Futureverse, a leading AI and metaverse technology and content company, today announced the publication of research in the advancement of music AI with the launch of JEN 1, an unprecedented universal high-fidelity model for text-to-music generation.
Despite the significant advancements in AI modalities such as imagery and text, the generation of high-fidelity and realistic music continues to present distinct and complex challenges. Through today’s publication of its research paper, Futureverse, details an exceedingly efficient approach that demonstrates higher-quality outputs than the state-of-the-art baselines (such as MusicLM and MusicGen) previously released by Google and Facebook.
“JEN 1: TEXT-GUIDED UNIVERSAL MUSIC GENERATION WITH OMNIDIRECTIONAL DIFFUSION MODELS” written by Dr. Alex Wang, Patrick Li, Boyu Chen, Yao Yao, Allen Wang and Yikai Wang of Futureverse’s Altered State Machine innovation team details the intricacy of sound; noting that audio spans a wide frequency range, from low to high pitches, unlike speech, which has a more limited spectrum and explains that music, therefore, requires higher sampling rates (41.1kHz) compared to linguistic content (16kHz) to capture subtleties. This leads to increased data processing requirements for training. Older or less sophisticated audio quality can significantly affect the output negatively. Additionally, the combination of multiple instruments and complex melodic arrangements result in intricate sonic structures that necessitate refined training objectives.
JEN 1 is extensively analyzed against state-of-the-art baselines across objective metrics both computationally and through human evaluations made up of an advisory board of respected music industry A&Rs to be announced soon. Results demonstrate that JEN 1 produces music of perceptually higher quality (85.7/100) compared to current best methods (83.8/100). Futureverse has released a variety of early audio demos showcasing JEN 1’s approach.
“Human sensitivity to musical dissonance demands high precision in music generation. We have been working deeply in this space for the last two years. We are incredibly proud to publish a first look into our team’s significant progress in the advancement of music AI that will benefit creators and progress in the music industry,” said Shara Senderoff and Aaron McDonald, Co-Founders of Futureverse.

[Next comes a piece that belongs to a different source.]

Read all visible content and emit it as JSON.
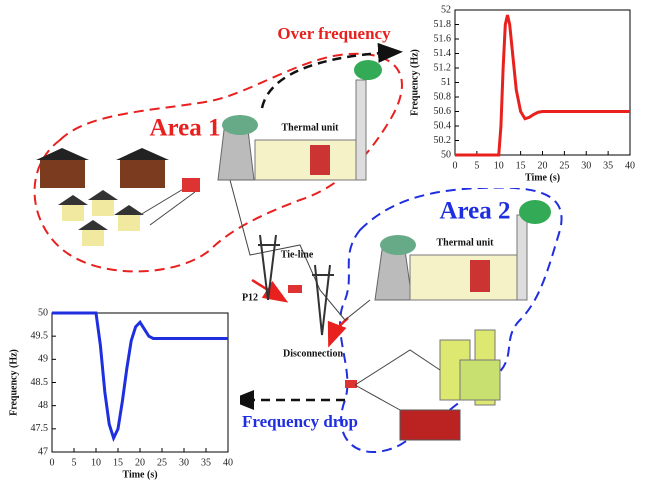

Futureverse Co-Founder, Shara Senderoff is a staple in the music technology space. Prior to launching Futureverse, Senderoff co-founded music tech venture fund, Raised In Space, with industry titan Scooter Braun and has been a prominent thought-leader for the innovation of music copyrights, royalties and revenue streams through approaches in blockchain and web3. Shara has been featured on Billboard’s “40 Under 40,” esteemed “Women in Music,” and Rolling Stone’s “Future 25.” McDonald, whose career includes 20 years in technology as an engineer, product developer, and business leader with portfolios worth over $1B, has focused on building Futureverse to empower developers and users to create and engage with interoperable content and applications previously unavailable within the metaverse. Together, Senderoff and McDonald have been investing in the web3 and blockchain space for over six years.
The intersection of text and music, known as text-to-music generation, offers valuable capabilities to bridge free-form text prompts and musical compositions. The introduction of JEN 1 is the very beginning of what Futureverse is tackling as advancement in this space moves at the speed of light. JEN 1 performs various generation tasks including text-guided music generation, music inpainting and continuation while generating high-fidelity 48kHz stereo audio and maintaining computational efficiency. The speed of development in this space can’t go unnoticed.